En cet instant, le blessé fut saisi d’une soudaine défaillance, et répéta d’une voix éteinte : — Portez-moi à l’hôpital.

M. Levrault tira le cordon de la sonnette, un valet parut, et rentra bientôt avec un panier de vin. M. Levrault versa une rasade à ses nouveaux amis, offrit lui-même un verre plein au blessé, et d’une voix émue : — Buvons, mes enfans, à la grandeur, à l’affermissement de notre jeune république. Plus de rois, plus de noblesse, plus de bourgeoisie ! Buvons au nivellement de toutes les classes, ne formons plus qu’une seule famille, une famille d’ouvriers.

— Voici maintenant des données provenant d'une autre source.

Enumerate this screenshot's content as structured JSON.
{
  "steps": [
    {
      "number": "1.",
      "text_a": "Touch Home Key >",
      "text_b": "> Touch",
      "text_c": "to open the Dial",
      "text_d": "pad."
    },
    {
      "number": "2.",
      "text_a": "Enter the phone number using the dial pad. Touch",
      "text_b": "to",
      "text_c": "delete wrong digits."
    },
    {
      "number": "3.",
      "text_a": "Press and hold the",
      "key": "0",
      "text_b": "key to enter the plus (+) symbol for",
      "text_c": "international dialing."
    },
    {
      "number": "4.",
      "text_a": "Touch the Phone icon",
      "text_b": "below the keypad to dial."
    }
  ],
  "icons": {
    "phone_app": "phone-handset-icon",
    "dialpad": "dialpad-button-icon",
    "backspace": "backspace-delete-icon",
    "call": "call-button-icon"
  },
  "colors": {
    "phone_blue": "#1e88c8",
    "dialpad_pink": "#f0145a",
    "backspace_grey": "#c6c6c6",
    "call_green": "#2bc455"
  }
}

Chacun pour tous, et tous pour chacun !

Tous les verres s’entrechoquèrent aux cris de : Vive Guillaume Levrault !

— Vive le peuple de Paris ! s’écria Guillaume Levrault en levant son verre.

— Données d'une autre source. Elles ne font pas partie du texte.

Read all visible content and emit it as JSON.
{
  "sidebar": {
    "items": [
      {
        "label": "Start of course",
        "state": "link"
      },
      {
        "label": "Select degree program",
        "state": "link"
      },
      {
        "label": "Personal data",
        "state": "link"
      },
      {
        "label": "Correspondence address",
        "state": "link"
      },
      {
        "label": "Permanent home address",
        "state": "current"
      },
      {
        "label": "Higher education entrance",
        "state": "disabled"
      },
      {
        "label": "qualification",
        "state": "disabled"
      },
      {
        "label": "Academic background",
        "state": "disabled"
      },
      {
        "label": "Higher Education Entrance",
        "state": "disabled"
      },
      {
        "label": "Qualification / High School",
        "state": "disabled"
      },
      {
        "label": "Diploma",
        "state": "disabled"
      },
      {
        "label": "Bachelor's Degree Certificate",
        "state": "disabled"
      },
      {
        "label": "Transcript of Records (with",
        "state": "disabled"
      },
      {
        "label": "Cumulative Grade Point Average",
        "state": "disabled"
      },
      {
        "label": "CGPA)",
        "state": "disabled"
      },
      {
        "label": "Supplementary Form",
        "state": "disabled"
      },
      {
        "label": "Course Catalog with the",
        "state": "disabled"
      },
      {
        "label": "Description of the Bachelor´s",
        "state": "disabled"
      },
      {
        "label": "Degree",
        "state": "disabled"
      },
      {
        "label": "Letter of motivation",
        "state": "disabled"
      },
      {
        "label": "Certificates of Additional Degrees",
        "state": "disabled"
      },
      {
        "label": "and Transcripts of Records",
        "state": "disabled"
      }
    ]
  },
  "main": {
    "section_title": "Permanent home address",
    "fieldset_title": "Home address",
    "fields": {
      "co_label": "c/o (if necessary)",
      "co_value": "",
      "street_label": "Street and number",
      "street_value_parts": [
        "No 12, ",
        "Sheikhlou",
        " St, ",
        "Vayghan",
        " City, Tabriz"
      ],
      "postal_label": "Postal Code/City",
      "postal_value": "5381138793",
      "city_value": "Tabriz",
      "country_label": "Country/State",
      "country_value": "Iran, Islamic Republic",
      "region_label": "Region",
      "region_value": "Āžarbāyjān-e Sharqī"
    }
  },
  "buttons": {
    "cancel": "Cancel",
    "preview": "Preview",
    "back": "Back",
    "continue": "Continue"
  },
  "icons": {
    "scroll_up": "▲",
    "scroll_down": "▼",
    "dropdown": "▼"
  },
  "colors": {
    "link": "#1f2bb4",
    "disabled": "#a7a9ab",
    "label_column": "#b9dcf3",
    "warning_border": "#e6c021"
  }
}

— Mes amis, dit le blessé d’une voix sourde après avoir léché ses moustaches, méfiez-vous, c’est du vin de bourgeois.

Malgré ce sinistre avertissement, les camarades remplirent de nouveau leurs verres, les vidèrent d’un trait, et se regardèrent entre eux d’un air d’incrédulité. Le blessé s’évanouit. M. Levrault le fit porter dans une chambre bien chaude, le coucha lui-même dans un lit bassiné, envoya chercher un médecin pour panser sa blessure, et mit un corps de bâtiment à la disposition de ses nouveaux frères, qui ne se firent pas prier pour s’y installer. Il rentra au salon, et trouva sa fille pâle, consternée.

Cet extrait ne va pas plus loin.